Well TW has what 6,000 cases now and according to the news, the hospitals are already overwhelmed. So it’s going to be a shit show all around. Closing offices will have an impact on the spread of the virus but it will totally kill the economy. Pick your poison. One way or another the virus messes everything up.
Ugly days ahead until TW can get enough people vaxxed.
Early in the pandemic, some of the answers provided by public officials — who were scrambling to track the disease as it overwhelmed health systems — fed skepticism. Last April, Deborah Birx, MD, coordinator of the White House Coronavirus Task Force, said this when asked about people who have COVID-19 but die from preexisting conditions: “If someone dies with COVID-19, we are counting that as a COVID-19 death.”
That statement, combined with some state health officials saying they follow the same policy, sparked charges that the COVID-19 totals were inflated by deaths from other diseases and even auto accidents if the victims happened to have COVID-19. Federal and state governments gradually altered such policies over the spring and summer to say that in order for a death to be counted as a COVID-19 death, the disease had to have played a role.
And continuing:
“COVID-19 can cause an extraordinarily wide range of clinical complications,” Auld says. “While pneumonia and respiratory failure are the most common manifestations, it can also cause blood clots, including strokes and heart attacks.”
When a COVID-19 patient dies, “it’s usually a cascade of events that lead to death — it’s not one thing,” agrees Daniel Handel, MD, MBA, MPH, chief medical officer for Indiana University Health’s South Central Region in Bloomington.
In addition, the disease’s brutal impact on people with other medical conditions — such as diabetes, hypertension, and heart ailments — can make COVID-19 one of several contributors to a death, says Sally Aiken, MD, chief medical examiner of Spokane County, Washington.

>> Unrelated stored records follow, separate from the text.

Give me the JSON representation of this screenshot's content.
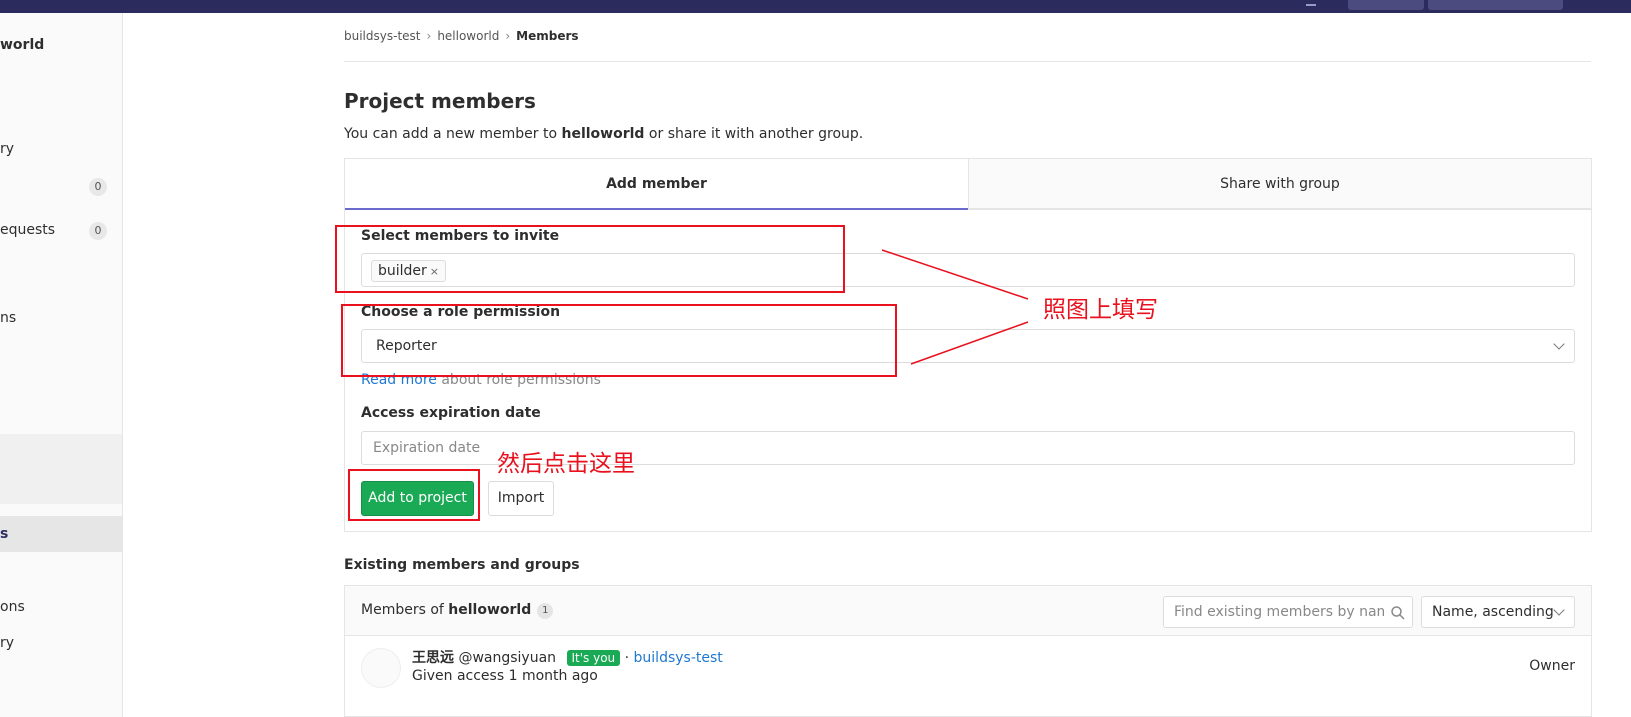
{
  "sidebar": {
    "project_title": "world",
    "items": [
      {
        "label": "ry"
      },
      {
        "label": "",
        "badge": "0"
      },
      {
        "label": "equests",
        "badge": "0"
      },
      {
        "label": "ns"
      },
      {
        "label": "s"
      },
      {
        "label": "ons"
      },
      {
        "label": "ry"
      }
    ]
  },
  "breadcrumb": {
    "items": [
      "buildsys-test",
      "helloworld",
      "Members"
    ],
    "separator": "›"
  },
  "page": {
    "title": "Project members",
    "subtitle_prefix": "You can add a new member to ",
    "subtitle_project": "helloworld",
    "subtitle_suffix": " or share it with another group."
  },
  "tabs": {
    "add_member": "Add member",
    "share_with_group": "Share with group"
  },
  "form": {
    "invite_label": "Select members to invite",
    "invite_token": "builder",
    "invite_token_remove": "×",
    "role_label": "Choose a role permission",
    "role_value": "Reporter",
    "read_more_link": "Read more",
    "read_more_suffix": " about role permissions",
    "expiration_label": "Access expiration date",
    "expiration_placeholder": "Expiration date",
    "add_button": "Add to project",
    "import_button": "Import"
  },
  "existing": {
    "heading": "Existing members and groups",
    "members_of_prefix": "Members of ",
    "members_of_project": "helloworld",
    "count": "1",
    "search_placeholder": "Find existing members by name",
    "sort_value": "Name, ascending",
    "members": [
      {
        "name": "王思远",
        "username": "@wangsiyuan",
        "badge": "It's you",
        "separator": "·",
        "group": "buildsys-test",
        "access": "Given access 1 month ago",
        "role": "Owner"
      }
    ]
  },
  "annotations": {
    "fill_note": "照图上填写",
    "click_note": "然后点击这里",
    "color": "#e8111d"
  },
  "colors": {
    "topbar": "#2b2b5e",
    "primary_button": "#1aaa55",
    "link": "#1f78d1",
    "active_tab": "#6b6bcf"
  }
}
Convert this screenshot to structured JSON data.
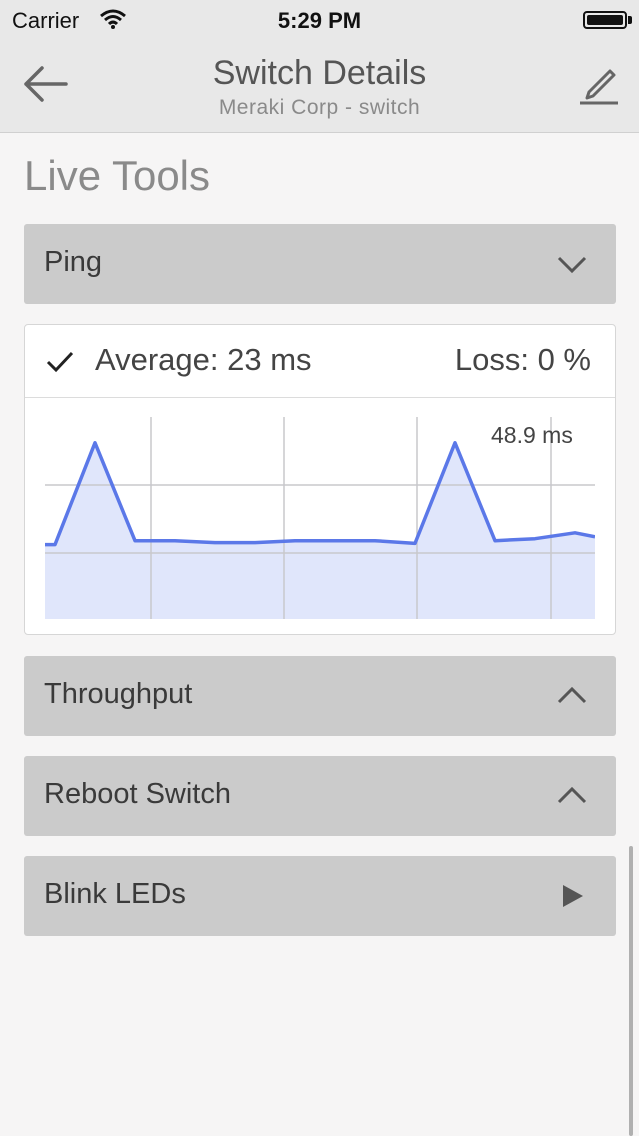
{
  "status_bar": {
    "carrier": "Carrier",
    "time": "5:29 PM",
    "wifi_icon": "wifi-icon",
    "battery_icon": "battery-icon"
  },
  "nav": {
    "title": "Switch Details",
    "subtitle": "Meraki Corp - switch",
    "back_icon": "arrow-left-icon",
    "edit_icon": "pencil-icon"
  },
  "section_title": "Live Tools",
  "tools": [
    {
      "label": "Ping",
      "icon": "chevron-down-icon",
      "expanded": true
    },
    {
      "label": "Throughput",
      "icon": "chevron-up-icon",
      "expanded": false
    },
    {
      "label": "Reboot Switch",
      "icon": "chevron-up-icon",
      "expanded": false
    },
    {
      "label": "Blink LEDs",
      "icon": "play-icon",
      "expanded": false
    }
  ],
  "ping": {
    "average_text": "Average: 23 ms",
    "loss_text": "Loss: 0 %",
    "status_icon": "checkmark-icon"
  },
  "chart_data": {
    "type": "area",
    "peak_label": "48.9 ms",
    "x": [
      0,
      1,
      2,
      3,
      4,
      5,
      6,
      7,
      8,
      9,
      10,
      11,
      12,
      13,
      14
    ],
    "values": [
      23,
      23,
      48.9,
      24,
      24,
      23.5,
      23.5,
      24,
      24,
      24,
      23.3,
      48.9,
      24,
      24.5,
      26,
      25
    ],
    "ylim": [
      0,
      60
    ],
    "color": "#5b78e8",
    "fill_color": "#dde3fb"
  },
  "colors": {
    "accordion_bg": "#cbcbcb",
    "nav_bg": "#e8e8e8",
    "page_bg": "#f6f5f5"
  }
}
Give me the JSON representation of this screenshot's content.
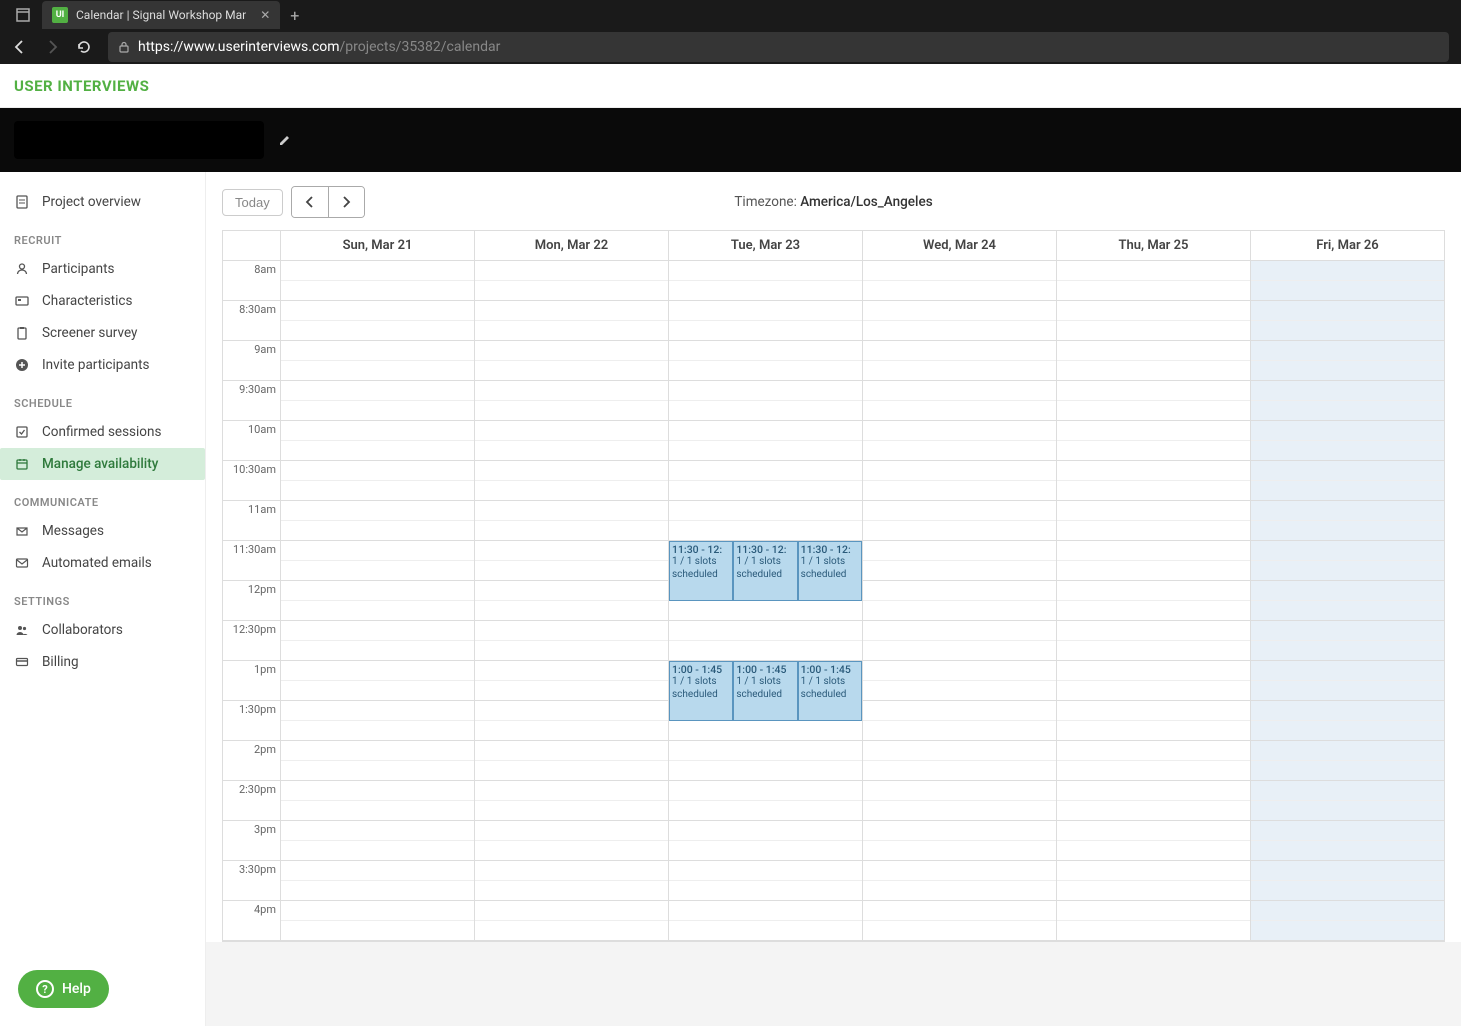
{
  "browser": {
    "tab_title": "Calendar | Signal Workshop Mar",
    "url_prefix": "https://www.userinterviews.com",
    "url_suffix": "/projects/35382/calendar"
  },
  "brand": "USER INTERVIEWS",
  "sidebar": {
    "overview": "Project overview",
    "section_recruit": "RECRUIT",
    "participants": "Participants",
    "characteristics": "Characteristics",
    "screener": "Screener survey",
    "invite": "Invite participants",
    "section_schedule": "SCHEDULE",
    "confirmed": "Confirmed sessions",
    "manage": "Manage availability",
    "section_comm": "COMMUNICATE",
    "messages": "Messages",
    "automated": "Automated emails",
    "section_settings": "SETTINGS",
    "collaborators": "Collaborators",
    "billing": "Billing"
  },
  "help_label": "Help",
  "toolbar": {
    "today": "Today",
    "timezone_label": "Timezone: ",
    "timezone_value": "America/Los_Angeles"
  },
  "days": [
    "Sun, Mar 21",
    "Mon, Mar 22",
    "Tue, Mar 23",
    "Wed, Mar 24",
    "Thu, Mar 25",
    "Fri, Mar 26"
  ],
  "times": [
    "8am",
    "8:30am",
    "9am",
    "9:30am",
    "10am",
    "10:30am",
    "11am",
    "11:30am",
    "12pm",
    "12:30pm",
    "1pm",
    "1:30pm",
    "2pm",
    "2:30pm",
    "3pm",
    "3:30pm",
    "4pm"
  ],
  "events": {
    "morning": {
      "time": "11:30 - 12:",
      "slots": "1 / 1 slots",
      "status": "scheduled"
    },
    "afternoon": {
      "time": "1:00 - 1:45",
      "slots": "1 / 1 slots",
      "status": "scheduled"
    }
  }
}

Aiken has seen cases where elderly people who were in advanced decline due to Alzheimer’s disease and atrial fibrillation contracted COVID-19 and soon died.
[…]
“There always have been cases where there are gray areas of death certification,” says Aiken, immediate past president of the National Association of Medical Examiners.
COVID-19 cases can paint lots of gray. In an instructional video for filling out death certificates in cases that might or might not be attributed to COVID-19, the Centers for Disease Control and Prevention (CDC) advises health professionals to “use your best clinical judgment.”
[…]
Others, however, have no COVID-19 symptoms or previous diagnosis. For those who die — from a heart attack, for instance — the role of COVID-19 might never be determined unless there’s a reason to run a post-mortem test for the disease, Raja explains. As for those killed by traumas such as accidents and assaults, a test wouldn’t matter.